Albany blew past the April 1 deadline. More than $260 billion in public spending is now hanging in the air as negotiations over health care, housing, and climate grind through another week with no deal in sight.

The numbers alone tell you how much is riding on this. New York’s budget is bigger than every other state’s except California’s. Gov. Kathy Hochul opened at $260 billion. The Assembly came back with $266 billion. The Senate topped that with $270 billion. The final figure will land somewhere in that range, and it covers everything from road repair to health insurance for low-income residents, funded by both state taxes and federal transfers.

Don’t mistake this for a simple accounting exercise. Albany lawmakers have turned the budget into a vehicle for rewriting laws that don’t touch money at all. Last year’s deal weakened rules on how quickly prosecutors share evidence with defense attorneys and let the state shutter several prisons. This year, Hochul’s proposal would walk back key pieces of the 2019 climate law, the one that set hard deadlines for slashing carbon emissions and moving New York toward renewable energy. The advocates who spent years passing that legislation aren’t happy.

The agenda doesn’t stop there. Also up for negotiation: Hochul’s child care expansion, housing construction incentives, pension increases, and a problem that could upend the state’s entire safety net. According to The City, cuts to Federal Medicaid funding threaten to strip hundreds of thousands of New Yorkers of health coverage.

That’s not an abstraction in Brighton Beach, Flatbush, or Mott Haven. Federal Medicaid dollars run directly through community health centers, home care workers, and hospital emergency rooms across the five boroughs. When that money shrinks, the city’s safety net doesn’t bend, it cracks, faster and harder here than anywhere else in the state.

The budget document itself runs to thousands of pages. Subjects covered inside it range from automobile insurance to agricultural subsidies. Three categories pull the most weight in terms of raw spending: health care, education, and everything that keeps state government running day to day. Most legislators won’t read the whole thing.
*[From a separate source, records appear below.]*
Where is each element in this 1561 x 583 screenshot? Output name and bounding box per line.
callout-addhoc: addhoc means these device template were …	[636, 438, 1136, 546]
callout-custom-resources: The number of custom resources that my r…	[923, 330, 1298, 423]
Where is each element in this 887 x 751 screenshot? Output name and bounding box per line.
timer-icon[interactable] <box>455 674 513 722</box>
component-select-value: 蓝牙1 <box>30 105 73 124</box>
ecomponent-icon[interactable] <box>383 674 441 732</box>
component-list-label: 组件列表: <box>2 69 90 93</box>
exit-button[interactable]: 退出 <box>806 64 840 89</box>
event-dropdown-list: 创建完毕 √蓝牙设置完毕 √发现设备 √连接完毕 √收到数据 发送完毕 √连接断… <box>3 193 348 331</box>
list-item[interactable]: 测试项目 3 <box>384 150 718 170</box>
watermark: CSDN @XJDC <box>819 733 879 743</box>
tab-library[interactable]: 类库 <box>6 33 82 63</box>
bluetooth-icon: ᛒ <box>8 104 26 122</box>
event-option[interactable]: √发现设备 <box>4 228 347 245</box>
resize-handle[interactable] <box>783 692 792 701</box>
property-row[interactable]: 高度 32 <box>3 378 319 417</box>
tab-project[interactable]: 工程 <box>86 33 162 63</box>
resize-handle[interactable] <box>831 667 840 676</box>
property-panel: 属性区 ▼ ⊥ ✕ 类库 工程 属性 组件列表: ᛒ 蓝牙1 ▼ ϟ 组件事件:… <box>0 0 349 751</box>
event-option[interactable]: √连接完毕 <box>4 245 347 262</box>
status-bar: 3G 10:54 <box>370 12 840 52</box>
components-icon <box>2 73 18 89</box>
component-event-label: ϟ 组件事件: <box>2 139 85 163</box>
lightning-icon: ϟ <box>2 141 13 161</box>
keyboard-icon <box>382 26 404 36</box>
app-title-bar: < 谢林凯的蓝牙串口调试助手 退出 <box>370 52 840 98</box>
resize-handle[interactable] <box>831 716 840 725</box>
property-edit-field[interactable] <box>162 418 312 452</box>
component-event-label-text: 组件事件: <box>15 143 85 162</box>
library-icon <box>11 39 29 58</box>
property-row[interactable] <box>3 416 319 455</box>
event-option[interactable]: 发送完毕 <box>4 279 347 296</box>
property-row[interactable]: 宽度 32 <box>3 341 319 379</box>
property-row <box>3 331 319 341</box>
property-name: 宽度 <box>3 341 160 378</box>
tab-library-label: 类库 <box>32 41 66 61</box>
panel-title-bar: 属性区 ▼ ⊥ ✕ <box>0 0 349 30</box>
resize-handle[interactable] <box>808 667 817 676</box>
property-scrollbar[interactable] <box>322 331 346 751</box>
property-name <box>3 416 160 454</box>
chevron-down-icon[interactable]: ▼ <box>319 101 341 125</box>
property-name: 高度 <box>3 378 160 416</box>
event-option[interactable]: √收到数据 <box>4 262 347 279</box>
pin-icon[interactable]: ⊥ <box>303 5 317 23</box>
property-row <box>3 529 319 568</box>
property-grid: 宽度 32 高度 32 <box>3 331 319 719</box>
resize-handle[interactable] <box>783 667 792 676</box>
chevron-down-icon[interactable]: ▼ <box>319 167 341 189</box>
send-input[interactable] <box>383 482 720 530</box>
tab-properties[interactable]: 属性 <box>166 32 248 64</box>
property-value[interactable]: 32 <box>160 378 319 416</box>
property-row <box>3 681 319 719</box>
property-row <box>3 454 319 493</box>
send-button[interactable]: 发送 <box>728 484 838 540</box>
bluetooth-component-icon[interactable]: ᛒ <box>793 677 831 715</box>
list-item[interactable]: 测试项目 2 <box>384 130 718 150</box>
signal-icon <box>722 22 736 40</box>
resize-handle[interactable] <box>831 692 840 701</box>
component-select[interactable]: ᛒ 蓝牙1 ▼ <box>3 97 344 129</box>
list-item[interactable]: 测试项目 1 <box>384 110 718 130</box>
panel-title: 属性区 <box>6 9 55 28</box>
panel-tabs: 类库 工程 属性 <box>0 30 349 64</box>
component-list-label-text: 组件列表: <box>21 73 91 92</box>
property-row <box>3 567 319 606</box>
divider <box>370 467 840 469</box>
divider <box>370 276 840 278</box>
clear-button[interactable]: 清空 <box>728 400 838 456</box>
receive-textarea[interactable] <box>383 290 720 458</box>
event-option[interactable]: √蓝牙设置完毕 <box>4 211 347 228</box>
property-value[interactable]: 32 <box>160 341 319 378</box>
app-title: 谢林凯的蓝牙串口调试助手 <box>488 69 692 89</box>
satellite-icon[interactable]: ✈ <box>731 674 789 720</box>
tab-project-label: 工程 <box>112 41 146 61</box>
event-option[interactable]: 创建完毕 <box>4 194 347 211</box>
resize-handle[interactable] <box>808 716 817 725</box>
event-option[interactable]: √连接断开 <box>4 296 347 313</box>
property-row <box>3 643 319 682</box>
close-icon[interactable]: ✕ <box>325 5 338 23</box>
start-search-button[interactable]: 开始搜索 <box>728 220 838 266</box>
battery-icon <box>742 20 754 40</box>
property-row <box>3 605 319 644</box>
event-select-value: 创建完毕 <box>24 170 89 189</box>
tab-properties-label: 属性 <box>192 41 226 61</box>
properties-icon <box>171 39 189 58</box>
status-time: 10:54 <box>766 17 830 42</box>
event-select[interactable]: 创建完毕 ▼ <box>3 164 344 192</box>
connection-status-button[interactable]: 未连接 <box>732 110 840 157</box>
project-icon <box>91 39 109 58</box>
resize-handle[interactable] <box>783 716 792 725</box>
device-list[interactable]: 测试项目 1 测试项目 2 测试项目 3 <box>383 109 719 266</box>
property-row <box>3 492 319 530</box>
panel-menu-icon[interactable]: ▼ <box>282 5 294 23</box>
Most couldn’t tell you what’s buried in the final sections before they’re asked to vote.

That’s by design, more or less. New York’s budget process is famously closed. Three people run it: the governor, the Assembly speaker, and the Senate majority leader. They don’t hold press conferences during negotiations. They don’t publish transcripts. Rank-and-file members of the legislature, the ones actually elected to represent Brighton Beach or Mott Haven or anywhere else, often won’t see the final text until a few hours before the vote. Hearings happen earlier in the cycle, but by the time a deal is close, those public comment periods are long over.

“The budget process is not transparent,” said one longtime Albany observer who tracks fiscal policy at a state government reform organization. “It’s three people in a room and then everybody else finds out what happened.”

That’s been true for decades, and it doesn’t look like 2026 will change it. The closed structure means that when Hochul and legislative leaders decide to roll back the 2019 climate law or absorb federal Medicaid losses in a particular way, the public learns about those choices roughly when everyone else does. Which is to say, late.

Outside groups, local officials, and individual New Yorkers can file testimony, show up to hearings, and lobby their members. Some of it matters. Most of it doesn’t reach the room where the deal gets made.

The immediate question is when this wraps. Each day past April 1 without a budget means state agencies operate on continuing resolutions and contingency plans. Workers don’t get raises that were negotiated pending budget approval. Local governments waiting on state aid hold their own spending decisions. It adds up fast.

What comes next is more of what Albany does best: waiting, leaking, and eventually producing a document that runs longer than anyone expected and lands faster than anyone can read it.